Page 15 of 22

PA9.1-2 | Amyloidosis — SDL Guide (Part 3)

Systemic vs Localised Amyloidosis — Summary Framework

A three-panel summary diagram compares systemic amyloidosis with localised amyloidosis, listing major precursor proteins, affected organs, examples, and treatment principles. — **Panel A:** Central amyloid fibrils, Congo red-positive deposit, apple-green birefringence inset, systemic amyloidosis pathway, localised amyloidosis pathway, kidney, heart, liver, spleen, peripheral nerve, gastrointestinal tract, isolated tissue deposit.. **Panel B:** Systemic amyloidosis subtypes: AL plasma cell dyscrasia, AA chronic inflammation/infection, hereditary ATTR/ApoAI/gelsolin autosomal dominant mutation, Aβ2M dialysis-associated amyloidosis, precursor protein supply, multiple-organ deposition, AA amyloidosis case callout.. **Panel C:** Localised amyloidosis examples: brain Aβ in Alzheimer disease and Down syndrome, thyroid calcitonin-derived amyloid in medullary carcinoma, pancreatic islet IAPP/amylin in type 2 diabetes mellitus, sporadic skin/larynx/bladder amyloid, clinical treatment principle banner..

Systemic (generalised) amyloidosis: Amyloid deposits in multiple organ systems.

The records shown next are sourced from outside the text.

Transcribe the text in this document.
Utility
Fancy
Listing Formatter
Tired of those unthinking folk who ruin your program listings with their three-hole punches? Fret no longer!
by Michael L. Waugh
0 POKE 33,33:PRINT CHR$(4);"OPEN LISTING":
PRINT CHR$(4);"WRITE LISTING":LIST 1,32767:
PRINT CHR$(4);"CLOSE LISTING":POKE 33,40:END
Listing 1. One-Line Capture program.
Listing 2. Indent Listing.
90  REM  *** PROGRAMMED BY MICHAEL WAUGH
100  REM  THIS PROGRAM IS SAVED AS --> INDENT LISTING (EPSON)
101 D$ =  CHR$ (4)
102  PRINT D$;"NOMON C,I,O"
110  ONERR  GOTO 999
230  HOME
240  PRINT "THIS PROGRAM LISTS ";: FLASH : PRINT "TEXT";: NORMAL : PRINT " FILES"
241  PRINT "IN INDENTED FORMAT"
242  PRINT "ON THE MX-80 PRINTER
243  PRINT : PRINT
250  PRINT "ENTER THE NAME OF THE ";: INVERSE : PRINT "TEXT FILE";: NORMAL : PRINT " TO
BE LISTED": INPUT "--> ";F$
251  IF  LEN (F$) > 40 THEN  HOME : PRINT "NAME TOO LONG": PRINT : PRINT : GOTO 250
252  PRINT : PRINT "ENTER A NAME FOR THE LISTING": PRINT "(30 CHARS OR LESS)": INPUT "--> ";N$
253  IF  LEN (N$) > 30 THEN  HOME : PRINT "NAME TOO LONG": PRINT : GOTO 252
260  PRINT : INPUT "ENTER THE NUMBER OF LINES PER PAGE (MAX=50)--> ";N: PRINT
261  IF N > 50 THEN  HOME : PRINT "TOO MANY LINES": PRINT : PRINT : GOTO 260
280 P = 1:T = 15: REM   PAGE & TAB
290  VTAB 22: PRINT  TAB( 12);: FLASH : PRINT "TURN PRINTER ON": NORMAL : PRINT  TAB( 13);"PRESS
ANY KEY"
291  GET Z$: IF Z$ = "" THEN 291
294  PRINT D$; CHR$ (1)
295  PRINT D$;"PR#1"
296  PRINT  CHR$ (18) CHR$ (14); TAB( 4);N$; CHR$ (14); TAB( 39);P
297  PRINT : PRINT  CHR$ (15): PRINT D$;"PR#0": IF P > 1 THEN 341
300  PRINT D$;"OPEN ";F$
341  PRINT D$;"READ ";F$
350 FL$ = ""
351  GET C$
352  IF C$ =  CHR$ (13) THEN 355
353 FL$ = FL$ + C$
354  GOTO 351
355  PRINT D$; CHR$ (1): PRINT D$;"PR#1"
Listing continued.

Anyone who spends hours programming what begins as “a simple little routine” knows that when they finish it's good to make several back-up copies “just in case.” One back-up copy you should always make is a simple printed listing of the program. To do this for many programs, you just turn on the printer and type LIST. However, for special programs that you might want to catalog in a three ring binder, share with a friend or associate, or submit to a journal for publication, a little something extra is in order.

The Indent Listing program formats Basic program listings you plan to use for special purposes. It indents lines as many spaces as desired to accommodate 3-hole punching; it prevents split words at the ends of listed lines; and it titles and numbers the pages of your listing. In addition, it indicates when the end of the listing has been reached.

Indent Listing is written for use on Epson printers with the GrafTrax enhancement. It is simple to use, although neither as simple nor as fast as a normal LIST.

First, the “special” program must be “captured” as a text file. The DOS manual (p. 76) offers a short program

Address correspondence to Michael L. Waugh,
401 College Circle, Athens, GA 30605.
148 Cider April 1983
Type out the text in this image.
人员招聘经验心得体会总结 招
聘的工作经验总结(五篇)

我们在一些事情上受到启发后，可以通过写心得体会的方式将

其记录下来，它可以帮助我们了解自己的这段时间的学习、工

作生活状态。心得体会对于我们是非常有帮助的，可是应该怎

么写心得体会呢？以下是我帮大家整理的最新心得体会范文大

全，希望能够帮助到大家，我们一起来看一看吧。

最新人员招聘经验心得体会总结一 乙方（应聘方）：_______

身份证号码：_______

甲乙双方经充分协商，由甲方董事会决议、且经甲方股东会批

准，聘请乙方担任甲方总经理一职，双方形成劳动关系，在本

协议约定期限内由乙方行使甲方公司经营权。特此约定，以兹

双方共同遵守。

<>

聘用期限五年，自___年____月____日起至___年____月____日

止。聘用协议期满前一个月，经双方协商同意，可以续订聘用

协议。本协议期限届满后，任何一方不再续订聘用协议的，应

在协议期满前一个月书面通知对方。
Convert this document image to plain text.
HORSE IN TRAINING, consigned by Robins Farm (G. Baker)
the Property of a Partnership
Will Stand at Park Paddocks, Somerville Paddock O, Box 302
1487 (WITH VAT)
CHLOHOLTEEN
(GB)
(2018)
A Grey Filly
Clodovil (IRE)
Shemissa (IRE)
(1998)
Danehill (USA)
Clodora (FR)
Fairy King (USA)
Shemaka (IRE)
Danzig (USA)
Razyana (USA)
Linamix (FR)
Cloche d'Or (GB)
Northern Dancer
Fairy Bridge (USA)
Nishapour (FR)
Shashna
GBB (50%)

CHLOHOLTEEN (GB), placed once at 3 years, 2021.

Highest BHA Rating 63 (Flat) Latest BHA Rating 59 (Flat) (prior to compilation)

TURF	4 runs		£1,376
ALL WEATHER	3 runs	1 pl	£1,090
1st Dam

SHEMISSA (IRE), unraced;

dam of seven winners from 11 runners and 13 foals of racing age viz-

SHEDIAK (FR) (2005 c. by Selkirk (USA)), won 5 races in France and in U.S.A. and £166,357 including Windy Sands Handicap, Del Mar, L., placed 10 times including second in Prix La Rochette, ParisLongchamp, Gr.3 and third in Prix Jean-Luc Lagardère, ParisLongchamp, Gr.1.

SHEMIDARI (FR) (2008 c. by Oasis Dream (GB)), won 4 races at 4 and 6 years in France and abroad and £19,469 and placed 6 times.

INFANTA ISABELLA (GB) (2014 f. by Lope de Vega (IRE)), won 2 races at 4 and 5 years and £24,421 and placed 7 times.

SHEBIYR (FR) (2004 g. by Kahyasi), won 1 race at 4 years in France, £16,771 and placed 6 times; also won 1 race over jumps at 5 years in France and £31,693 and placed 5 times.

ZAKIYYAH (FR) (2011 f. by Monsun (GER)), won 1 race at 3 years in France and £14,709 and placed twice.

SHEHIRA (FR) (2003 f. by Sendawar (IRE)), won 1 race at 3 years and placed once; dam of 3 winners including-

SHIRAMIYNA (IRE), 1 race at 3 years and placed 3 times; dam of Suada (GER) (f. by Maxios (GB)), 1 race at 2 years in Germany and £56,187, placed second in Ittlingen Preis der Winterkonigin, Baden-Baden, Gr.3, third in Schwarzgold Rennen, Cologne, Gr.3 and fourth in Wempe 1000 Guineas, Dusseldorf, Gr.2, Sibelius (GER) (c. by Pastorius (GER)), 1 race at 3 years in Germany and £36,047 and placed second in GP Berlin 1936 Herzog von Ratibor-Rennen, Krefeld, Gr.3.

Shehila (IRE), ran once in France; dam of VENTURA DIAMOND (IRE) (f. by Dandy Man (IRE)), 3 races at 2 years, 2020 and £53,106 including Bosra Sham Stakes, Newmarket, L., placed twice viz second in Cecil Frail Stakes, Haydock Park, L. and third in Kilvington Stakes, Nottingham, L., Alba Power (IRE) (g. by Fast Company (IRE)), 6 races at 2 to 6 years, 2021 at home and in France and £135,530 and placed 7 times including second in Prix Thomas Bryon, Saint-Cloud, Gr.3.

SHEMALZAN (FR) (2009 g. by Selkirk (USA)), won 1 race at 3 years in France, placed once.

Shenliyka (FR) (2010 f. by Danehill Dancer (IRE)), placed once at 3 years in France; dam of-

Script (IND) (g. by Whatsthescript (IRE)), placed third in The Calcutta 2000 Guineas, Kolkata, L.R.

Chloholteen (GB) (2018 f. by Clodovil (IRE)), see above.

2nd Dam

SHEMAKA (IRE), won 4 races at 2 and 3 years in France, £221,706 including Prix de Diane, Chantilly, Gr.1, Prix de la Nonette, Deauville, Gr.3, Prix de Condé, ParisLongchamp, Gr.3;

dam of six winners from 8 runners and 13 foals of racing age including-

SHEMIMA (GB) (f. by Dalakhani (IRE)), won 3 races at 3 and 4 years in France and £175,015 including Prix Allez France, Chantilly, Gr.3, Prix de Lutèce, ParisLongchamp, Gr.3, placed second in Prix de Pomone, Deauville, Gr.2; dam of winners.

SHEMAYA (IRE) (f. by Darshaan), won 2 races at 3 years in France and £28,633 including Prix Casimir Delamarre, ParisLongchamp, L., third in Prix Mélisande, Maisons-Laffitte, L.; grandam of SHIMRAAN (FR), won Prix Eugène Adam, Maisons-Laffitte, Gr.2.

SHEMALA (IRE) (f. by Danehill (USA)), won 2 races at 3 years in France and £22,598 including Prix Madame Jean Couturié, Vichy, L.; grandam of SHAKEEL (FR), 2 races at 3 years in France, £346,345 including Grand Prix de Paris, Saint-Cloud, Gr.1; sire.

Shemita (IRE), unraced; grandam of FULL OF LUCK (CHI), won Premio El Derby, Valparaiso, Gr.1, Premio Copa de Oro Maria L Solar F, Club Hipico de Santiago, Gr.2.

May be:

Primary systemic (AL): associated with plasma cell dyscrasia; no predisposing chronic illness
Secondary systemic (AA): complicates chronic inflammatory or infectious diseases
Heredofamilial systemic (ATTR, ApoAI, gelsolin, etc.): autosomal dominant point mutations
Dialysis-associated (Aβ2M): specific to long-term renal replacement therapy

Localised amyloidosis: Deposits restricted to a single organ or tissue. Usually less clinically severe unless it involves a critical structure.

Examples:
• Brain (Aβ) — Alzheimer, Down syndrome
• Thyroid (calcitonin-derived) — medullary carcinoma
• Pancreatic islets (IAPP/amylin) — type 2 DM
• Skin, larynx, bladder (sporadic)

Key clinical principle: Localised amyloidosis rarely requires systemic treatment. Systemic amyloidosis, by contrast, requires treatment of the underlying cause (suppress the supply of the precursor protein): chemotherapy for AL, anti-inflammatory treatment or disease-modifying therapy for AA, tafamidis or liver transplantation for hereditary ATTR.

SELF-CHECK

A 55-year-old man with long-standing ankylosing spondylitis is found to have nephrotic-range proteinuria. His renal biopsy shows Congo red-positive deposits that stain with anti-SAA antibody on immunohistochemistry. Which of the following additional investigations is MOST appropriate to guide treatment?

A. Bone marrow trephine biopsy to detect plasma cell dyscrasia

B. Serum transthyretin level and TTR gene mutation analysis

C. Assessment of inflammatory disease activity (CRP, ESR) and optimisation of anti-inflammatory therapy

D. Long-term haemodialysis access planning

Reveal Answer

Answer: C. Assessment of inflammatory disease activity (CRP, ESR) and optimisation of anti-inflammatory therapy

This is AA amyloidosis (confirmed by anti-SAA immunohistochemistry) complicating ankylosing spondylitis. The cornerstone of AA management is suppression of the underlying chronic inflammatory disease to reduce SAA production. CRP/ESR reflect disease activity; disease-modifying therapy (NSAIDs, biologics — anti-TNF) can halt and even reverse early AA amyloid deposits. Bone marrow biopsy (A) is appropriate for AL, not AA. TTR analysis (B) is for ATTR. Dialysis (D) is for end-stage kidney disease, not a treatment strategy for the amyloidosis itself.